Christina Severin, head of Network Health:
Christina Severin: The price that the Connector accepted from us was about $359 — and outside of Boston, the price was $327.
There are no state subsidies, though, for people who earn more than 300 percent of federal poverty.
But John Kingsdale, the head of the Health Connector Board, says monthly premiums are still affordable.
John Kingsdale: For the typical uninsured person in Massachusetts who’s a 37-year-old living in Boston, the total premium would range from $184 at the lowest priced plan to about $290 for the higher-end premium.
The cheaper premiums come with deductibles and co-pays, but still undercut most work place-based health insurance.
Paul Hattis, a professor of health policy at Tufts University, tallied the cost of a high-end plan:
Paul Hattis: The plan through the Connector Board at the Gold level was actually about $500 less between what I and my employer pay. So it’s $500 of savings over what I’m getting through work on an annual basis.
So how have they done that? John Kingsdale of the Connector Board says they used several strategies to lower prices.
John Kingsdale: We’re getting a broader cross-section of everybody, not just primarily sick people enrolling. And therefore we’re able to . . . the health plans are able to price it more competitively. Secondly, we’ve got . . . we went through a bid process, and we were able through that process to get the prices down a little bit.
And finally, says Kingsdale, they’ve set the system up a bit like Travelocity, so people can log on to the Connector’s Web site and price their options one against another. For the health insurers, getting prices down is also a matter of commitment.
Deborah Enos of the insurer Neighborhood Health Plan says their strategy is to use a tight network of primary-care doctors.
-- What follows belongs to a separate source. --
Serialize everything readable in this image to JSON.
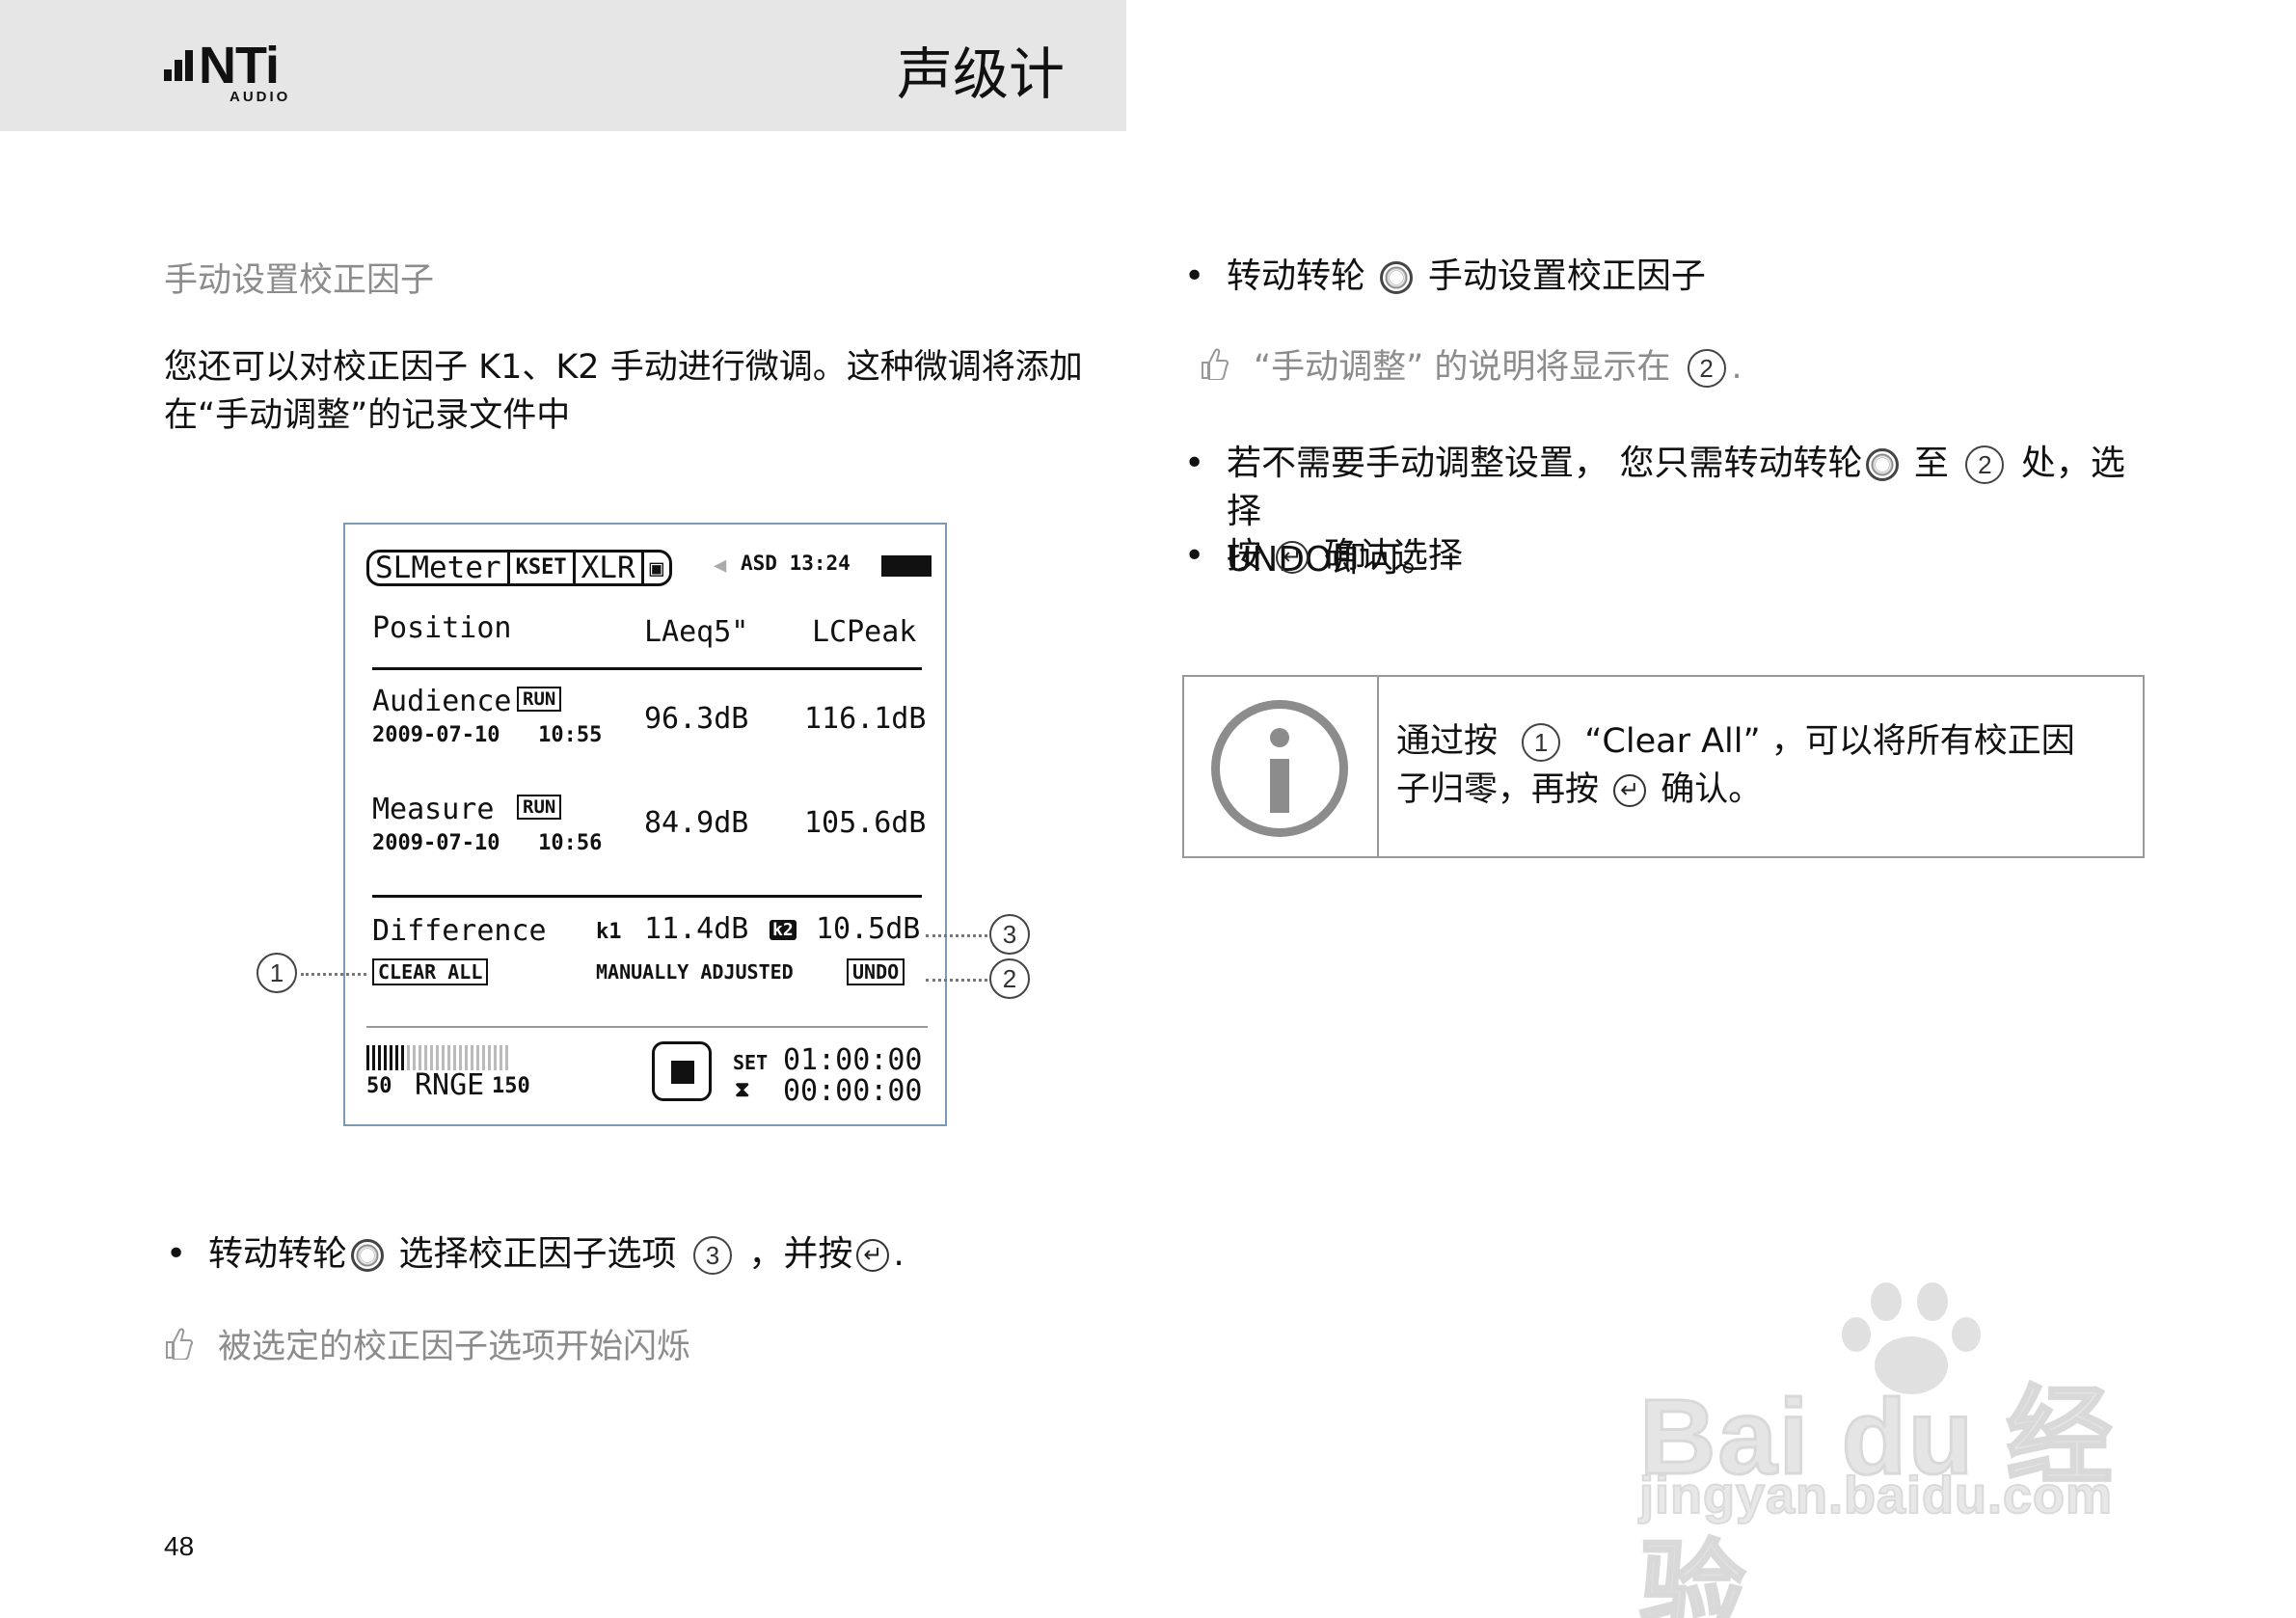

Deborah Enos: We tend to work with a very defined, specialized primary-care network, and that is one way that we have found to deliver cost-effective care. But we really wanted to have plan designs that encouraged, again, people to get into that core primary care, care-management model.
Enos says investment up-front to manage chronic disease is the key to keeping people out of the emergency department and cutting costs later. It certainly worked for Cheryl Greco.
Cheryl Greco: After I met with the doctor, he gave me tremendous advice, set me up on a pill. And within a month after seeing him, I haven’t had the heart problems at all with this new medication. I can’t even believe it.
Some aspects of the Massachusetts scheme could serve as a model for other states to bring down health spending. Competition between health insurers to deliver value, for example, and to get access to a new market among the previously uninsured. And since the healthy as well as the sick must buy insurance, costs are lower for the whole pool.
But health policy expert Paul Hattis says there’s a nationwide threat to the new system.
Hattis: Health care costs have continued to grow very near double-digit growth. And as that continues, it makes the entire health care costs to all of us just eminently unaffordable.
The latest figures predict U.S. health costs will rise almost 10 percent next year. As Hattis says, Massachusetts is only at first base so far. Getting to second will be a challenge.
In Boston, I’m Helen Palmer for Marketplace.